“Pete” found that peacetime flying could have some exciting moments:
On a flight with 408 Sqdn from Vancouver to Rockcliffe, everything went wrong. Attempting to land at Rockcliffe in a heavy snowstorm, the aircraft struck a tree, lost the pitot head and VHF antennae, bent the undercarriage and holed the wings and body, diverted to Uplands, landing blind and plowed through deep snow to a stop.
With #120 Sqdn., Kinloss, Scotland, took part in a large-scale NATO exercise involving surveillance of a large Russian fleet.
In the North Sea, off the Norwegian coast, they breached a restricted zone and were warned off by a Sverdlov cruiser which trained its guns on the Shackleton.

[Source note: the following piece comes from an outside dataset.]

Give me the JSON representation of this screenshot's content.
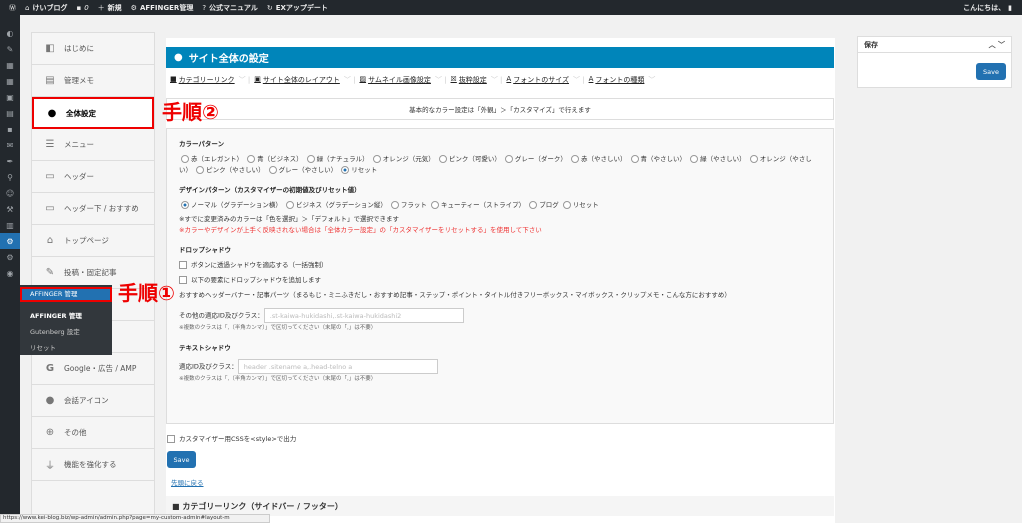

“Pete”s aircraft picked up a Russian sub and promptly laid a ring of sonobuoys around it as it maneuvred underwater. ( The sonobuoy is a canister dropped by its own parachute. Upon hitting the water, it releases a hyfrophone on a 60 foot cable which picks up “cavitations” from the subs propeller (and other noises) which it then transmits to the monitoring aircraft ASW operator. After laying a pattern of some 12 buoys, they were again warned off the restricted area. Upon leaving, they saw the Russian sub surface and pick up all their sonobuoys.